Vishnu Chemicals is India’s leader in Chrome based chemicals industry. The company is the seller of following products:
Barium Carbonate, out of these, is a recent addition by acquisition (100% shareholding) of a company called Solvay Vishnu.
Before this, there major products have been Sodium Dichromate and Basic Chromium Sulphate.
These chromium compounds are majorly used in leather tanning industry, paints, pigments and as dye stuff, photographic films, Electroplating (chrome plated water taps, and other bathroom accessories), and as an oxidizing agent.
The leather industry in India should grow at the rate of 24% for the next 5 years. (Source: http://www.makeinindia.gov.in/sector/leather/)
Given this growth rate, and the distribution network of Vishnu, it can be a good opportunity.
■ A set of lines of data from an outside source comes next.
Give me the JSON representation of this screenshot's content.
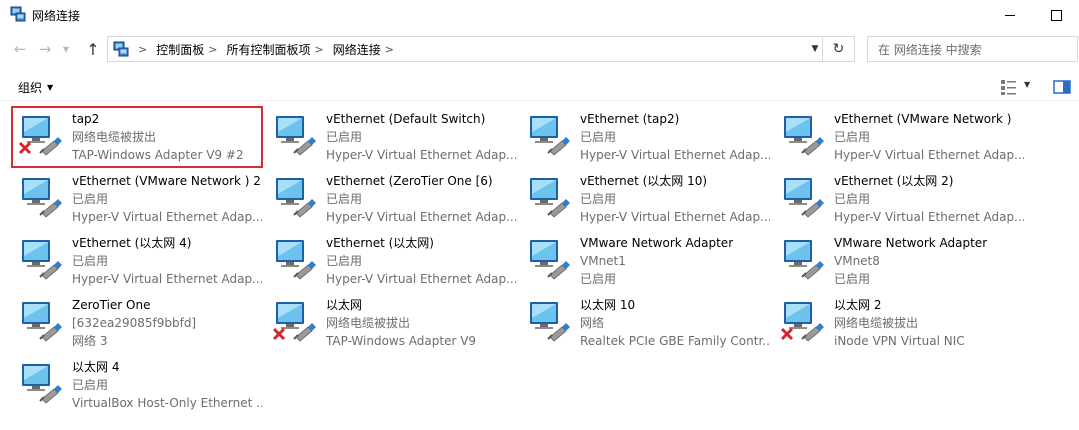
{
  "window": {
    "title": "网络连接"
  },
  "address": {
    "crumbs": [
      "控制面板",
      "所有控制面板项",
      "网络连接"
    ],
    "search_placeholder": "在 网络连接 中搜索"
  },
  "toolbar": {
    "organize_label": "组织"
  },
  "colors": {
    "selection_border": "#e0282f",
    "secondary_text": "#6d6d6d",
    "disconnected_x": "#d9232e"
  },
  "connections": [
    {
      "name": "tap2",
      "status": "网络电缆被拔出",
      "device": "TAP-Windows Adapter V9 #2",
      "disconnected": true,
      "selected": true
    },
    {
      "name": "vEthernet (Default Switch)",
      "status": "已启用",
      "device": "Hyper-V Virtual Ethernet Adap...",
      "disconnected": false
    },
    {
      "name": "vEthernet (tap2)",
      "status": "已启用",
      "device": "Hyper-V Virtual Ethernet Adap...",
      "disconnected": false
    },
    {
      "name": "vEthernet (VMware Network )",
      "status": "已启用",
      "device": "Hyper-V Virtual Ethernet Adap...",
      "disconnected": false
    },
    {
      "name": "vEthernet (VMware Network ) 2",
      "status": "已启用",
      "device": "Hyper-V Virtual Ethernet Adap...",
      "disconnected": false
    },
    {
      "name": "vEthernet (ZeroTier One [6)",
      "status": "已启用",
      "device": "Hyper-V Virtual Ethernet Adap...",
      "disconnected": false
    },
    {
      "name": "vEthernet (以太网 10)",
      "status": "已启用",
      "device": "Hyper-V Virtual Ethernet Adap...",
      "disconnected": false
    },
    {
      "name": "vEthernet (以太网 2)",
      "status": "已启用",
      "device": "Hyper-V Virtual Ethernet Adap...",
      "disconnected": false
    },
    {
      "name": "vEthernet (以太网 4)",
      "status": "已启用",
      "device": "Hyper-V Virtual Ethernet Adap...",
      "disconnected": false
    },
    {
      "name": "vEthernet (以太网)",
      "status": "已启用",
      "device": "Hyper-V Virtual Ethernet Adap...",
      "disconnected": false
    },
    {
      "name": "VMware Network Adapter",
      "status": "VMnet1",
      "device": "已启用",
      "disconnected": false
    },
    {
      "name": "VMware Network Adapter",
      "status": "VMnet8",
      "device": "已启用",
      "disconnected": false
    },
    {
      "name": "ZeroTier One",
      "status": "[632ea29085f9bbfd]",
      "device": "网络 3",
      "disconnected": false
    },
    {
      "name": "以太网",
      "status": "网络电缆被拔出",
      "device": "TAP-Windows Adapter V9",
      "disconnected": true
    },
    {
      "name": "以太网 10",
      "status": "网络",
      "device": "Realtek PCIe GBE Family Contr...",
      "disconnected": false
    },
    {
      "name": "以太网 2",
      "status": "网络电缆被拔出",
      "device": "iNode VPN Virtual NIC",
      "disconnected": true
    },
    {
      "name": "以太网 4",
      "status": "已启用",
      "device": "VirtualBox Host-Only Ethernet ...",
      "disconnected": false
    }
  ]
}
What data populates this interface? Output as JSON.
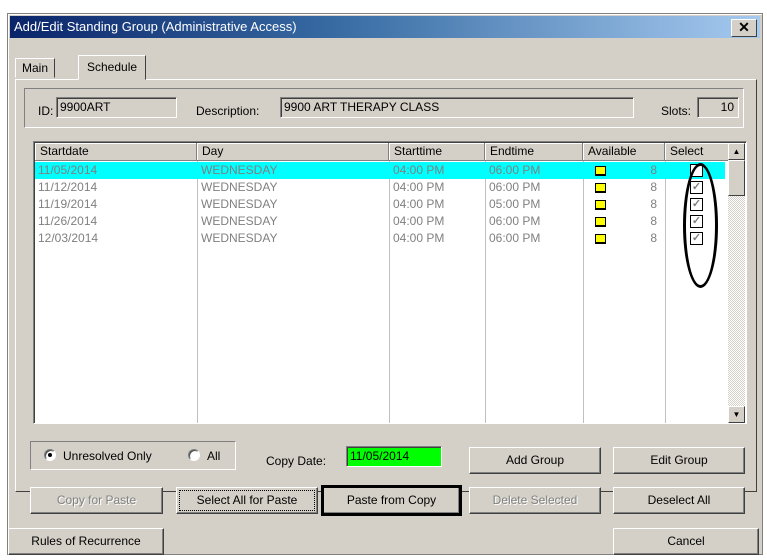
{
  "window": {
    "title": "Add/Edit Standing Group (Administrative Access)",
    "close_glyph": "✕"
  },
  "tabs": [
    {
      "label": "Main"
    },
    {
      "label": "Schedule"
    }
  ],
  "header": {
    "id_label": "ID:",
    "id_value": "9900ART",
    "desc_label": "Description:",
    "desc_value": "9900 ART THERAPY CLASS",
    "slots_label": "Slots:",
    "slots_value": "10"
  },
  "grid": {
    "columns": [
      "Startdate",
      "Day",
      "Starttime",
      "Endtime",
      "Available",
      "Select"
    ],
    "rows": [
      {
        "startdate": "11/05/2014",
        "day": "WEDNESDAY",
        "starttime": "04:00 PM",
        "endtime": "06:00 PM",
        "available": "8",
        "select": ""
      },
      {
        "startdate": "11/12/2014",
        "day": "WEDNESDAY",
        "starttime": "04:00 PM",
        "endtime": "06:00 PM",
        "available": "8",
        "select": "✓"
      },
      {
        "startdate": "11/19/2014",
        "day": "WEDNESDAY",
        "starttime": "04:00 PM",
        "endtime": "05:00 PM",
        "available": "8",
        "select": "✓"
      },
      {
        "startdate": "11/26/2014",
        "day": "WEDNESDAY",
        "starttime": "04:00 PM",
        "endtime": "06:00 PM",
        "available": "8",
        "select": "✓"
      },
      {
        "startdate": "12/03/2014",
        "day": "WEDNESDAY",
        "starttime": "04:00 PM",
        "endtime": "06:00 PM",
        "available": "8",
        "select": "✓"
      }
    ],
    "up_arrow": "▲",
    "down_arrow": "▼"
  },
  "filter": {
    "unresolved_label": "Unresolved Only",
    "all_label": "All"
  },
  "copy_date": {
    "label": "Copy Date:",
    "value": "11/05/2014"
  },
  "buttons": {
    "add_group": "Add Group",
    "edit_group": "Edit Group",
    "copy_for_paste": "Copy for Paste",
    "select_all_for_paste": "Select All for Paste",
    "paste_from_copy": "Paste from Copy",
    "delete_selected": "Delete Selected",
    "deselect_all": "Deselect All",
    "rules_of_recurrence": "Rules of Recurrence",
    "cancel": "Cancel"
  },
  "colors": {
    "selected_row": "#00ffff",
    "available_indicator": "#ffff00",
    "copy_date_bg": "#00ff00"
  }
}
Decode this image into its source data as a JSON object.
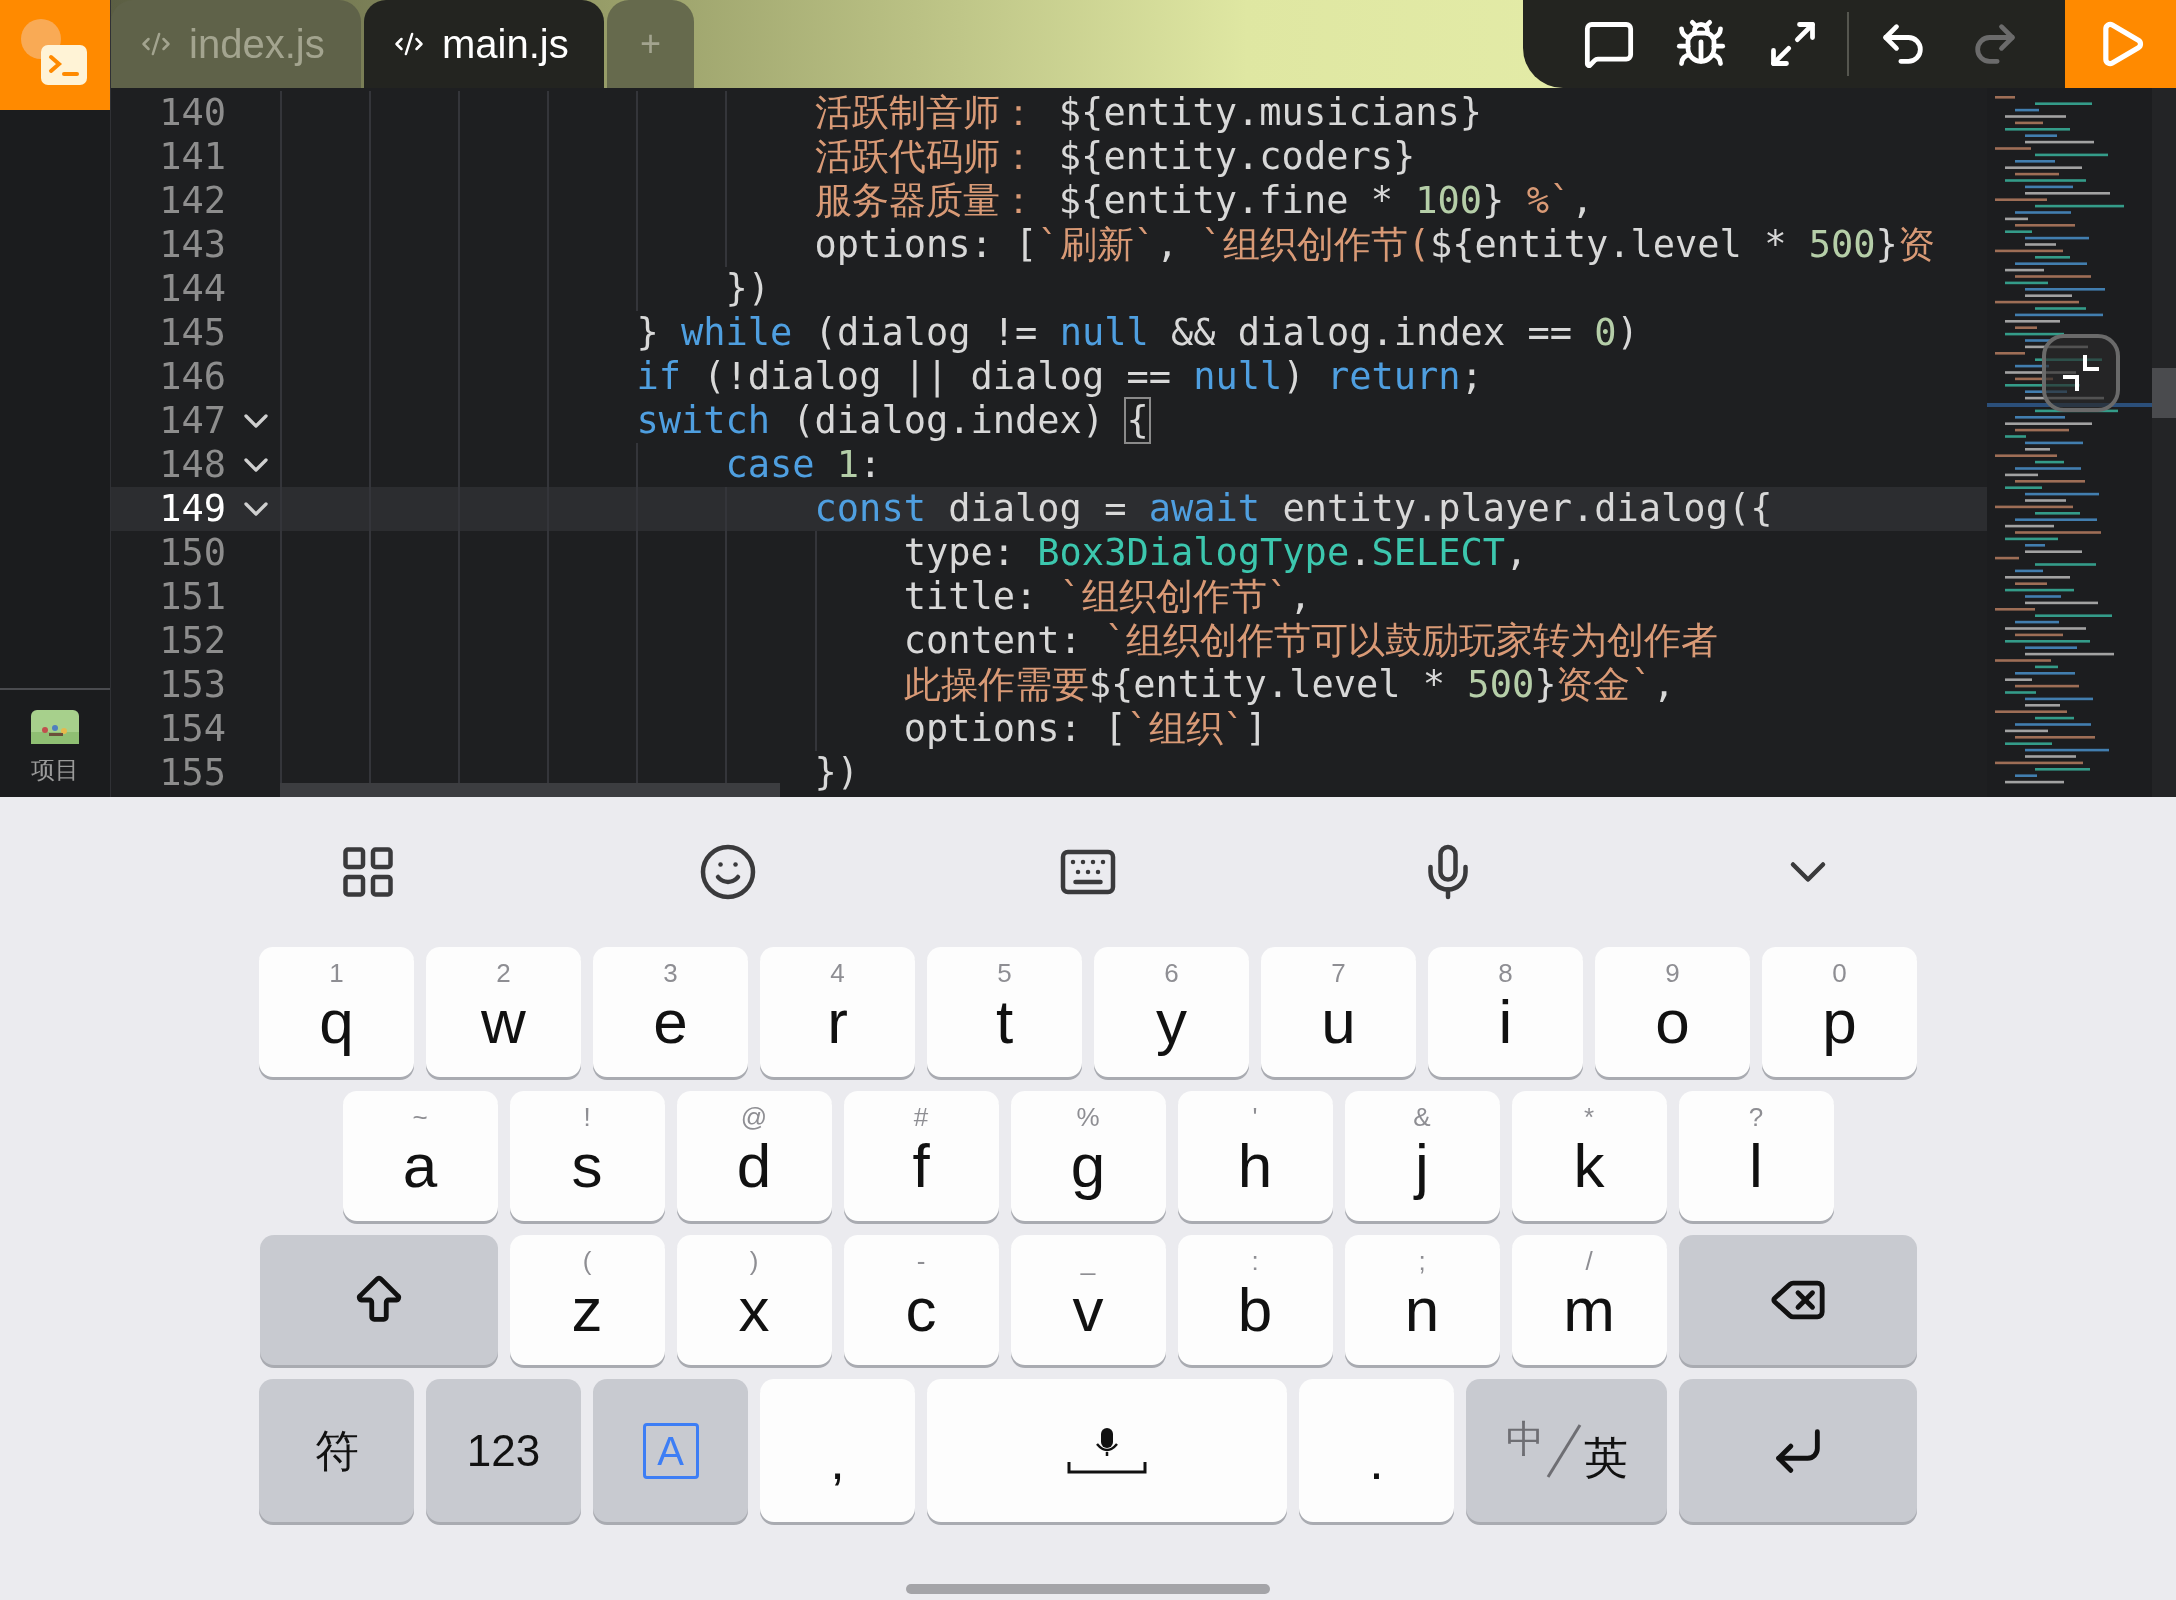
{
  "tabs": [
    {
      "label": "index.js",
      "selected": false
    },
    {
      "label": "main.js",
      "selected": true
    }
  ],
  "new_tab": "+",
  "toolbar": [
    {
      "kind": "comment",
      "disabled": false
    },
    {
      "kind": "debug",
      "disabled": false
    },
    {
      "kind": "expand",
      "disabled": false
    },
    {
      "kind": "undo",
      "disabled": false
    },
    {
      "kind": "redo",
      "disabled": true
    },
    {
      "kind": "run",
      "disabled": false
    }
  ],
  "sidebar": {
    "items": [
      {
        "label": "项目"
      }
    ]
  },
  "editor": {
    "lines": [
      {
        "number": "140",
        "current": false,
        "tokens": [
          {
            "text": "                        活跃制音师： ",
            "kind": "string"
          },
          {
            "text": "${entity.musicians}",
            "kind": "plain"
          }
        ]
      },
      {
        "number": "141",
        "current": false,
        "tokens": [
          {
            "text": "                        活跃代码师： ",
            "kind": "string"
          },
          {
            "text": "${entity.coders}",
            "kind": "plain"
          }
        ]
      },
      {
        "number": "142",
        "current": false,
        "tokens": [
          {
            "text": "                        服务器质量： ",
            "kind": "string"
          },
          {
            "text": "${entity.fine * ",
            "kind": "plain"
          },
          {
            "text": "100",
            "kind": "number"
          },
          {
            "text": "} ",
            "kind": "plain"
          },
          {
            "text": "%`",
            "kind": "string"
          },
          {
            "text": ",",
            "kind": "plain"
          }
        ]
      },
      {
        "number": "143",
        "current": false,
        "tokens": [
          {
            "text": "                        options: [",
            "kind": "plain"
          },
          {
            "text": "`刷新`",
            "kind": "string"
          },
          {
            "text": ", ",
            "kind": "plain"
          },
          {
            "text": "`组织创作节(",
            "kind": "string"
          },
          {
            "text": "${entity.level * ",
            "kind": "plain"
          },
          {
            "text": "500",
            "kind": "number"
          },
          {
            "text": "}",
            "kind": "plain"
          },
          {
            "text": "资",
            "kind": "string"
          }
        ]
      },
      {
        "number": "144",
        "current": false,
        "tokens": [
          {
            "text": "                    })",
            "kind": "plain"
          }
        ]
      },
      {
        "number": "145",
        "current": false,
        "tokens": [
          {
            "text": "                } ",
            "kind": "plain"
          },
          {
            "text": "while",
            "kind": "keyword"
          },
          {
            "text": " (dialog != ",
            "kind": "plain"
          },
          {
            "text": "null",
            "kind": "keyword"
          },
          {
            "text": " && dialog.index == ",
            "kind": "plain"
          },
          {
            "text": "0",
            "kind": "number"
          },
          {
            "text": ")",
            "kind": "plain"
          }
        ]
      },
      {
        "number": "146",
        "current": false,
        "tokens": [
          {
            "text": "                if",
            "kind": "keyword"
          },
          {
            "text": " (!dialog || dialog == ",
            "kind": "plain"
          },
          {
            "text": "null",
            "kind": "keyword"
          },
          {
            "text": ") ",
            "kind": "plain"
          },
          {
            "text": "return",
            "kind": "keyword"
          },
          {
            "text": ";",
            "kind": "plain"
          }
        ]
      },
      {
        "number": "147",
        "current": false,
        "expanded": true,
        "tokens": [
          {
            "text": "                switch",
            "kind": "keyword"
          },
          {
            "text": " (dialog.index) ",
            "kind": "plain"
          },
          {
            "text": "{",
            "kind": "match"
          }
        ]
      },
      {
        "number": "148",
        "current": false,
        "expanded": true,
        "tokens": [
          {
            "text": "                    case ",
            "kind": "keyword"
          },
          {
            "text": "1",
            "kind": "number"
          },
          {
            "text": ":",
            "kind": "plain"
          }
        ]
      },
      {
        "number": "149",
        "current": true,
        "expanded": true,
        "tokens": [
          {
            "text": "                        const",
            "kind": "keyword"
          },
          {
            "text": " dialog = ",
            "kind": "plain"
          },
          {
            "text": "await",
            "kind": "keyword"
          },
          {
            "text": " entity.player.dialog({",
            "kind": "plain"
          }
        ]
      },
      {
        "number": "150",
        "current": false,
        "tokens": [
          {
            "text": "                            type: ",
            "kind": "plain"
          },
          {
            "text": "Box3DialogType",
            "kind": "type"
          },
          {
            "text": ".",
            "kind": "plain"
          },
          {
            "text": "SELECT",
            "kind": "type"
          },
          {
            "text": ",",
            "kind": "plain"
          }
        ]
      },
      {
        "number": "151",
        "current": false,
        "tokens": [
          {
            "text": "                            title: ",
            "kind": "plain"
          },
          {
            "text": "`组织创作节`",
            "kind": "string"
          },
          {
            "text": ",",
            "kind": "plain"
          }
        ]
      },
      {
        "number": "152",
        "current": false,
        "tokens": [
          {
            "text": "                            content: ",
            "kind": "plain"
          },
          {
            "text": "`组织创作节可以鼓励玩家转为创作者",
            "kind": "string"
          }
        ]
      },
      {
        "number": "153",
        "current": false,
        "tokens": [
          {
            "text": "                            此操作需要",
            "kind": "string"
          },
          {
            "text": "${entity.level * ",
            "kind": "plain"
          },
          {
            "text": "500",
            "kind": "number"
          },
          {
            "text": "}",
            "kind": "plain"
          },
          {
            "text": "资金`",
            "kind": "string"
          },
          {
            "text": ",",
            "kind": "plain"
          }
        ]
      },
      {
        "number": "154",
        "current": false,
        "tokens": [
          {
            "text": "                            options: [",
            "kind": "plain"
          },
          {
            "text": "`组织`",
            "kind": "string"
          },
          {
            "text": "]",
            "kind": "plain"
          }
        ]
      },
      {
        "number": "155",
        "current": false,
        "tokens": [
          {
            "text": "                        })",
            "kind": "plain"
          }
        ]
      }
    ]
  },
  "keyboard": {
    "toolbar": [
      {
        "kind": "grid"
      },
      {
        "kind": "emoji"
      },
      {
        "kind": "keyboard"
      },
      {
        "kind": "voice"
      },
      {
        "kind": "collapse"
      }
    ],
    "rows": [
      {
        "keys": [
          {
            "kind": "letter",
            "label": "q",
            "hint": "1"
          },
          {
            "kind": "letter",
            "label": "w",
            "hint": "2"
          },
          {
            "kind": "letter",
            "label": "e",
            "hint": "3"
          },
          {
            "kind": "letter",
            "label": "r",
            "hint": "4"
          },
          {
            "kind": "letter",
            "label": "t",
            "hint": "5"
          },
          {
            "kind": "letter",
            "label": "y",
            "hint": "6"
          },
          {
            "kind": "letter",
            "label": "u",
            "hint": "7"
          },
          {
            "kind": "letter",
            "label": "i",
            "hint": "8"
          },
          {
            "kind": "letter",
            "label": "o",
            "hint": "9"
          },
          {
            "kind": "letter",
            "label": "p",
            "hint": "0"
          }
        ]
      },
      {
        "keys": [
          {
            "kind": "letter",
            "label": "a",
            "hint": "~"
          },
          {
            "kind": "letter",
            "label": "s",
            "hint": "!"
          },
          {
            "kind": "letter",
            "label": "d",
            "hint": "@"
          },
          {
            "kind": "letter",
            "label": "f",
            "hint": "#"
          },
          {
            "kind": "letter",
            "label": "g",
            "hint": "%"
          },
          {
            "kind": "letter",
            "label": "h",
            "hint": "'"
          },
          {
            "kind": "letter",
            "label": "j",
            "hint": "&"
          },
          {
            "kind": "letter",
            "label": "k",
            "hint": "*"
          },
          {
            "kind": "letter",
            "label": "l",
            "hint": "?"
          }
        ]
      },
      {
        "keys": [
          {
            "kind": "shift"
          },
          {
            "kind": "letter",
            "label": "z",
            "hint": "("
          },
          {
            "kind": "letter",
            "label": "x",
            "hint": ")"
          },
          {
            "kind": "letter",
            "label": "c",
            "hint": "-"
          },
          {
            "kind": "letter",
            "label": "v",
            "hint": "_"
          },
          {
            "kind": "letter",
            "label": "b",
            "hint": ":"
          },
          {
            "kind": "letter",
            "label": "n",
            "hint": ";"
          },
          {
            "kind": "letter",
            "label": "m",
            "hint": "/"
          },
          {
            "kind": "backspace"
          }
        ]
      },
      {
        "keys": [
          {
            "kind": "function",
            "label": "符"
          },
          {
            "kind": "function",
            "label": "123"
          },
          {
            "kind": "mode",
            "label": "A"
          },
          {
            "kind": "char",
            "label": ","
          },
          {
            "kind": "space"
          },
          {
            "kind": "char",
            "label": "."
          },
          {
            "kind": "lang",
            "secondary": "中",
            "primary": "英"
          },
          {
            "kind": "enter"
          }
        ]
      }
    ]
  }
}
Now, we deep dived into various factors of the company.
- Operating Efficiency
As seen in the above table, the net working capital of the company has increased by 144 Cr in the last 5 years. However, the OCF of last 5 years has been 146 Crs. Hence, they are able to meet the WC requirements by OCF. Although no cash is generated for investment purposes, there current utilization is only 47% and they do not need CAPEX investments till they double the sales.
As seen here, sales have been growing consistently and the OPM is also increasing. In the last 2 quarters of FY16, operating margin has improved to 18.9% than 16.3% last year. One of the reason, which we envisaged, was buying of Solvay, which provideed around 6000 MT of sulphur annually (major raw material). The other can be because of sales of Barium Carbonate (need to check).
The real operating leverage will be seen in PAT, because there is no further investment required. So, a greater chunk of operating profit will translate to PAT, giving higher growth rate for PAT than sales.
- Financial Health
The company’s total debt is around 177 Crs. Interest coverage ratio to operating profit lies at 2.30, and hence we do feel that company is not into any financial risk.
- Growth Drivers
The company has mentioned in the annual report that they plan to double their sales (from 2015 levels) by 2017. That is total sales of 1000Cr by end of FY17. The company has set up a subsidiary in hong kong, and is also targeting to enter China market.
Also, incremental receivables/sales ratio shows that company is trying hard to increase sales (Not a good sign). But, we believe that this is because they are trying to enter new markets where they are not present.
The second growth driver is the expected growth in the leather industry market, which is 25% as per Make in India website.
The third growth driver will com from the sale of Barium Carbonate chemical, whose major application is in the tiles industry, which is also poised for growth.
While we do not believe that the aggressive target is un-achievable, we believe that they can atleast reach this target by FY18 end. Given the operating leverage they have in hand, EPS can actually grow at double the sales growth.
Incremental receivables ratio is increasing, however, this might not pave as entry to new market, hampering sales.
There have been a petition by Vishnu Chemicals to put import duty on chrome based chemicals, which was rejected. What has been the rationale behind that? Is there a threat to Vishnu by overseas companies? The link to the petition is below:
- Working Capital incremental has been tremendous in the last 2 years, if this continue, and WC loans are required to sustain growth, it can affect the EPS growth rate.